She turns back toward the window. Studies the block as we pass. “I can picture you here,” she says. “Walking these sidewalks. Getting the corner table at Lucia’s. Gino bringing you bread without asking.” She pauses. “It’s very you.”
It is very me. That’s the point. That’s why I chose this place tonight instead of anywhere else I could have taken her. Twenty-two-dollar entrees and handwritten menus and a man who calls me Alec, not Mr. Beckett. Every detail telling the same story: the money didn’t change me.
She’ll understand. She knows me now.
Two blocks from the restaurant, I find a spot on the street. I parallel park, kill the engine. Ella is already reaching for the door handle, eager, her energy tilted forward the way it always is when she’s anticipating something. I come around to her side and she steps out onto the sidewalk.
The evening air is mild, the warmth that lingers on concrete after the sun drops. Her hand finds mine. I can see Lucia’s sign a half block ahead, the old neon script glowing amber against the red brick.
The first flash goes off before I register the source.

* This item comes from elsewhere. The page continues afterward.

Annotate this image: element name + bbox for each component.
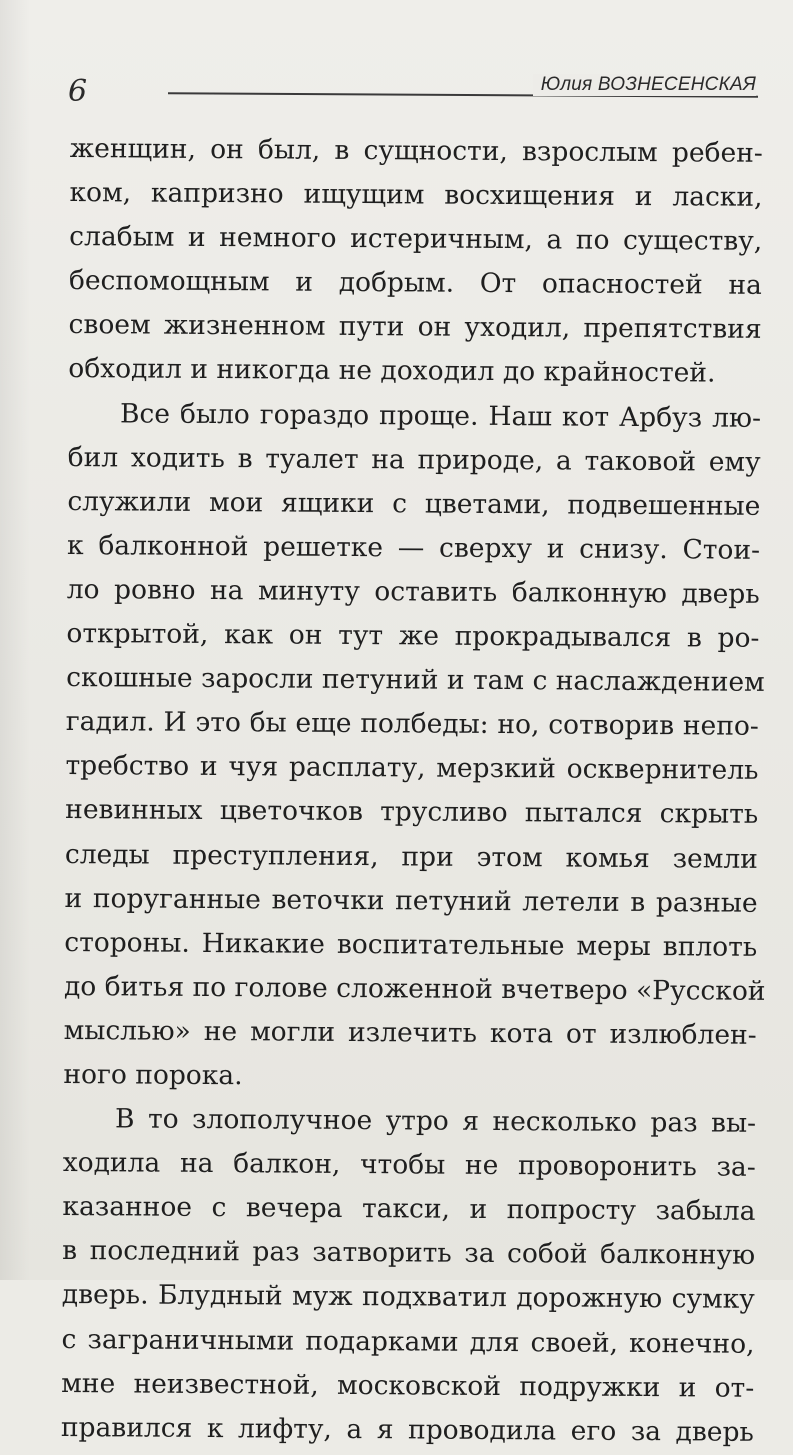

Then the second. The third. A cluster of bodies stepping out from between parked cars, and the sound hits before the sense does. Shutters clicking in rapid bursts. Voices overlapping. Aggressive, professional, pitched to provoke.
“Mr. Beckett! Over here!”
“Alec, can you confirm the HoloTech deal to acquire Meridian?”
“Care to comment on the acquisition, Mr. Beckett? Can you give us a number? Is it still expected to close at nine billion?”
“As CEO, will you also be taking control of Meridian if the deal goes through?”
Then they turn their attention to Ella. “Who’s your companion, Alec? Is this official?”
There are four reporters. Maybe five. Financial press, not tabloid. Camera bodies with long lenses, the equipment of people who stake out sources for business stories. They’re here because HoloTech’s acquisition of Meridian Defense Systemshas been front-page financial news for the past several months. The deal I left hanging when Dr. Vaughn ordered me to take time off. Someone must have tipped off these vultures that HoloTech Security’s CEO was spotted in Brooklyn Heights.
They are not here for my love life. But the woman on my arm is a bonus they didn’t expect, and I can hear the shutters accelerating as they get the shot.
My hand tightens on Ella’s.
Everything sharpens. The flashes. The voices. The specific angle of the cameras. Threat assessment is what I do for a living. Evaluate, prioritize, neutralize. The instinct kicks in cold and fast, and for one efficient second I’m processing the scene the way I’d process a security breach: containment, damage control, extraction.
Then I look at Ella.
Her hand has gone rigid in mine. Her face is turned toward the photographers with her lips parted and her brows drawn together as she tries to make the words she’s hearing fit the man standing beside her.
CEO. HoloTech. Nine-billion-dollar acquisition.
I watch the confusion land first. The furrow on her forehead as she tries to parse why strangers with cameras are shouting at the tech nerd she knows as Alec. Just Alec. The guy with the meditation app and the heart condition and the dad who drove a forklift.
Then the recognition. It arrives in stages, and I can see each one because I am a man who notices everything about this woman and right now that gift is a punishment. Her eyes flick to me. Back to the photographers. Back to me. The furrow smooths out and what replaces it is worse. Her mouth closes. Her jaw sets. I can see her rewinding. The suite in Barbados. The resort. The dinners, the private beach, the boutique, the effortless way luxury moved around us like weather I never acknowledged.
Her hand loosens in mine. Not a pull. A release. Her fingers simply stop holding. She lets go, folding her arms across her chest like a shield.
The hurt comes third. It’s quiet. It doesn’t announce itself. Her blue eyes meet my stare and the trust that has lived in them since she fell asleep on my chest in Barbados is gone. Replaced by something flat and careful. She’s recalculating. Everything she thought she knew, running back through it with new numbers.
Then the anger. Not rage. Not heat. Cold and inevitable and familiar. She’s felt this before. The feeling of being the person on the outside. Fuck. I’ve done this to her.
Ella’s chin lifts. Her shoulders square. And the openness that has defined her face since the day I met her closes like a door I can hear locking from the inside.
I’ve already lost her.
I move on instinct, even though I’m late making my limbs work. I get between her and the cameras. My hand goes to the small of her back, guiding her, turning her toward the car. The photographers keep firing. I hear my name again, my company name, a question about Meridian’s board vote. I don’t respond. I get Ella to the passenger door. Open it. She gets in without looking at me.
The irony is not lost on me. I build security systems for a living. My instinct is to protect her, and protection is what destroyed this. Every day I shielded her from the truth, I was building the weapon that just went off in her face.
Damn it.
I round the car. Get in. Pull away from the curb. The photographers fall behind in the mirror.